California lawmakers have voted to raise the age of buying cigarettes from 18 to 21, as well as regulating the use of electronic cigarettes and the bill has gone to Gov. Jerry Brown’s desk for approval.
If the law passes, electronic cigarettes, also known as e-cigarettes, will be banned from public areas, such as restaurants, theaters, and other areas where smoking is not allowed.
This may be a good idea for some, but to others, it’s unfair. According to the American Cancer Society, 95 percent of smokers start before the age of 21.
Assemblyman Adam Gray, D-Merced, disagrees with the measure and says that 18 year olds are able to decide for themselves if they wish to smoke or not.
Save Lives California, a coalition between the American Heart Association, the American Lung Association in California and the American Cancer Society, came up with the idea in late 2015.
A tax on health care plans was approved by the legislature on March 14 which is when the organization decided to bring up the bill.
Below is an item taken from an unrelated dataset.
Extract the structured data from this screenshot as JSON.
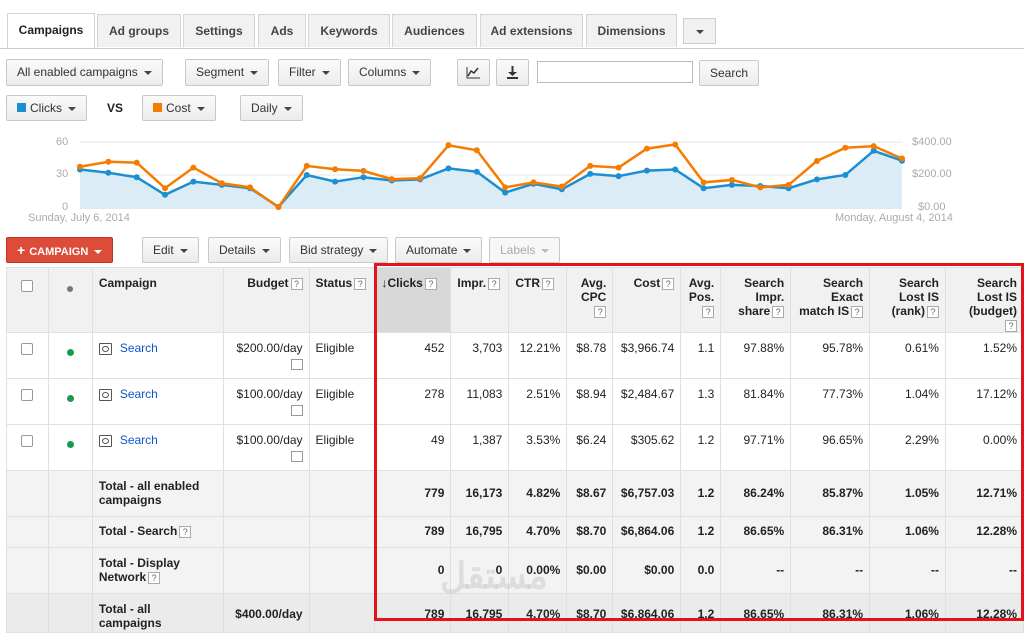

Republicans tried to block the action, stating that the tobacco bills “were not appropriate for a special session.” After a 48-hour stretch, the votes were collected and the bill was approved by 46-26.
Smoking cigarettes is the single largest preventable cause of death in the U.S. According to the Center for Disease Control and Prevention period. It costs more than $300 billion a year, which also includes $170 billion of medical care for many adults.
The chemicals used in many tobacco products include acetone, an ingredient that is used in nail polish remover; carbon monoxide, a chemical released in car exhaust fumes; and lead, which is found in batteries.
Unlike cigarettes, e-cigarettes do not contain tobacco, but still contain nicotine and other harmful chemicals. Some e-cigarette products contain nearly the same chemicals as a cigarette. They include formaldehyde, a proven toxin.
Nancy Medina, a psychology major at GCC, says that it’s a good thing to raise the age from 18 to 21. “I do think lawmakers should raise the limit age because I think cigarettes are way worse than alcohol and 18 eighteen-year-olds are still in high school and still aren’t fully mentally stable to make huge decisions like that” Medina said.
Mathematics major Miguel Sanchez and Social Science major Kelly Quintana, both believe the bill has its perks as well as downfalls.
“It’s good in a sense that in a way, keeps the younger generation a little more away from the cigarettes. Bad in the sense that those who are like 18, 19, 20, are already addicted to cigarettes or accustomed to smoking cigarettes and they won’t be able to get them anymore and since the age might get higher, they may experience withdrawal effects, which makes matters worse for them,” Sanchez said.
“It’s a good thing cause that way, kids don’t smoke early and get health problems earlier, but it’s also a bad thing, cause if they do it earlier and they find out how disgusting and ridiculous it is, they won’t do it later on in life. I think they should just make it legal at eighteen,” Quintana added.
Additional bills approved on March 17 are: raising the licensing fee for tobacco retail stores from $100 to $250 annually; increasing e tobacco-free campuses laws for charter Charter and public schools; and expanding the ban of tobacco use into workplaces, such as gambling clubs, warehouses and workstations.
Nadia Emma, the manager at of the Mobil gas station on the corner of Mountain Street and Verdugo Road says raising the age has its pros and cons.
“The pros are that it will reduce a lot of bad things that cigarette smoking causes, like lung cancer and all that kind of stuff by raising the age.”
When it came to the con aspect, Emma included the business aspect. “The con is that it will slow down business and increase more fake I.Ds.”
Emma also claims that with California trying to raise sales tax for tobacco products, it will not only hurt businesses, but also hurt clients.
As of right now, cities approved to raise the age in buying cigarettes are San Francisco, Chicago, New York City, Kansas City and Cleveland. The only current state in the U.S. that passed the law is Hawaii.
If Gov. Brown decided to approve the bill, California will be the second state in the U.S. that has raised the age restriction to 21.
“I feel like smoking is a habit people just do because everyone else is doing it, but when they actually stop and think, ‘This is stupid, why am I doing this?’ they’ll just stop,” Quintana said.